Violência, facismo e video-tape (Ou não)

Barbárie, não há outro nome para descrever o que acontece neste país há alguns anos. Abri o wordpress com o intuito de escrever sobre os casos de homofobia acontecidos neste final de semana tanto no Rio de Janeiro quanto em São Paulo. Mas aí me deparei com a notícia sobre um caso de violência contra moradores de rua no Ceará e com o post sobre os casos de homofobia no Blog do Sakamoto e então acabei modificando o tema deste post.

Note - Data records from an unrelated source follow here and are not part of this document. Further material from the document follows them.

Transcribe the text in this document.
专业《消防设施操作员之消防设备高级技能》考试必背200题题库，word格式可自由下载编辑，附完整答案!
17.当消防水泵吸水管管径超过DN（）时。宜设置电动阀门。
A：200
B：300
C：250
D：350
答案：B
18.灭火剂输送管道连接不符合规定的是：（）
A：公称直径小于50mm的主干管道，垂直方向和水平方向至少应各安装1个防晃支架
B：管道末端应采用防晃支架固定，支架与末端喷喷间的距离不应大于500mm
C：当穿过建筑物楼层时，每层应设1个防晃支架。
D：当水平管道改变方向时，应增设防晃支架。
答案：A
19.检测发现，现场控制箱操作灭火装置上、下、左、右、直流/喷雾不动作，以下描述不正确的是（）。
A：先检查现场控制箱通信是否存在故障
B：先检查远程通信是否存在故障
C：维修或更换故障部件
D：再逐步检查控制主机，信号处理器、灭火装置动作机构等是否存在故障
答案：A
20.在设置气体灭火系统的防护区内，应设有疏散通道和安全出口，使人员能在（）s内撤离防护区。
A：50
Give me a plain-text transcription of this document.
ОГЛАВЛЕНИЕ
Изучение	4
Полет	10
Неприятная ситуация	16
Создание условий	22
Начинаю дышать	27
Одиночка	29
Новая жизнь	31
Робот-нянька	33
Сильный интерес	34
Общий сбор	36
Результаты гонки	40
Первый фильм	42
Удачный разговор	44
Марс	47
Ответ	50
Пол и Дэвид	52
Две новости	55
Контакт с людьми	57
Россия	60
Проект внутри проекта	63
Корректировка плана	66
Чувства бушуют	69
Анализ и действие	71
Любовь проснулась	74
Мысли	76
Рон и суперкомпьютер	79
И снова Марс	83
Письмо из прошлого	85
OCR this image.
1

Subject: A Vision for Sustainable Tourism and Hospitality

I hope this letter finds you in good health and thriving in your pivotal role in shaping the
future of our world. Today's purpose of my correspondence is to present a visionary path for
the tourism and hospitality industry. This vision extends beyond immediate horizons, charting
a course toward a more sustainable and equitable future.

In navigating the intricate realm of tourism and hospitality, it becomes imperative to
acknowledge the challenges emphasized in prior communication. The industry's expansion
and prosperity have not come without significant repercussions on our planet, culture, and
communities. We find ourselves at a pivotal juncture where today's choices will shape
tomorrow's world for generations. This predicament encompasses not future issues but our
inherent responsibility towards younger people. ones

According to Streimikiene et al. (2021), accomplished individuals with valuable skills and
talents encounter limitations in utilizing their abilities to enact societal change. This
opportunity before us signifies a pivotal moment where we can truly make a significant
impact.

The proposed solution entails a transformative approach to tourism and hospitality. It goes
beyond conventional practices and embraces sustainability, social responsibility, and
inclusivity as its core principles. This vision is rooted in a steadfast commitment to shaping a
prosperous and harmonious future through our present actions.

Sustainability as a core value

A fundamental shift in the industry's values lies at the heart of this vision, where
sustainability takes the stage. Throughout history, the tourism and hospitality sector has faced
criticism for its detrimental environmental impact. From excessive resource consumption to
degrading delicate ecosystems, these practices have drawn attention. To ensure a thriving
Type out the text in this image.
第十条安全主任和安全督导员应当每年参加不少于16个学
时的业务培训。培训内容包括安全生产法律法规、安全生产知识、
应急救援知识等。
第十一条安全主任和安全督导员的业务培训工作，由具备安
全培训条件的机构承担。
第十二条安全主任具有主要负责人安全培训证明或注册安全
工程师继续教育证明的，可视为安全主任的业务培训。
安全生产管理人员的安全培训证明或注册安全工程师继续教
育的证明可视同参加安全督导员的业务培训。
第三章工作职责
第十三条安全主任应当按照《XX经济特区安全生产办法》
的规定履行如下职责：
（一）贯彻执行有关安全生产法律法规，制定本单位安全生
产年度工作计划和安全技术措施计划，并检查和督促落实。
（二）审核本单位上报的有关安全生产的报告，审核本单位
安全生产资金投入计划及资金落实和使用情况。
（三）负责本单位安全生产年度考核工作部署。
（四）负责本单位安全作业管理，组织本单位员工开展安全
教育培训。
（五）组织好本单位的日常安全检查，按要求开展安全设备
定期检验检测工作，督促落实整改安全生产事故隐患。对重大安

Chegamos a um ponto que dispomos da vida das pessoas diferentes de nós como se fossem descartáveis, como copinho de aniversário de criança. Os casos de violência que temos visto tanto contra moradores de rua, LGBTs, mulheres, nordestinos/as, negros/as e tantos outros grupos são também fortalecimento de um direita facista neste país, mas não apenas isso explicaria o rompante de violência contra “minorias” que acompanhamos nos últimos anos, há também o fato da própria mobilização destes para ir pra rua quando casos como os dos meninos espancados no Rio e São Paulo acontecem, ou a extrema institucionalização dos movimentos.

O machismo, preconceito, xenofobia, facismo está aí a solta, se organizando e qual será a resposta que daremos para isso? Lobbysmo? Óbvio que leis são importantes para dar limites legais aos brutais ataques que vem sendo sofridos pela comunidade LGBT e tantos outros setores da sociedade, mas é preciso que estes que pedem a morte de nordestinos, que relegam mulheres a morte por abortamento, que espancam LGBTs e atiram em moradores de ruas.

Falta a nós que defendemos liberdades civis, direitos humanos, pararmos de baixar a cabeça para articulações feitas no âmbito governamental (seja ele qual for) e irmos para a rua dizer que não deixaremos passar mais mortes, mais espancamentos e mais impunidade!

Agora quem quiser ver luz – inexistente – ao final do túnel com UPPs como o Cabral fez no Rio de Janeiro, resigno a dizer que acreditar nesta política é também corroborar com facismo e genocídio e está mais que na hora de fazer uma luta contra as opressões de forma completa e organizada, sem grandes ilusões no congresso, mas pressionando-os para que realmente os acordos internacionais sejam cumpridos de uma vez por todas.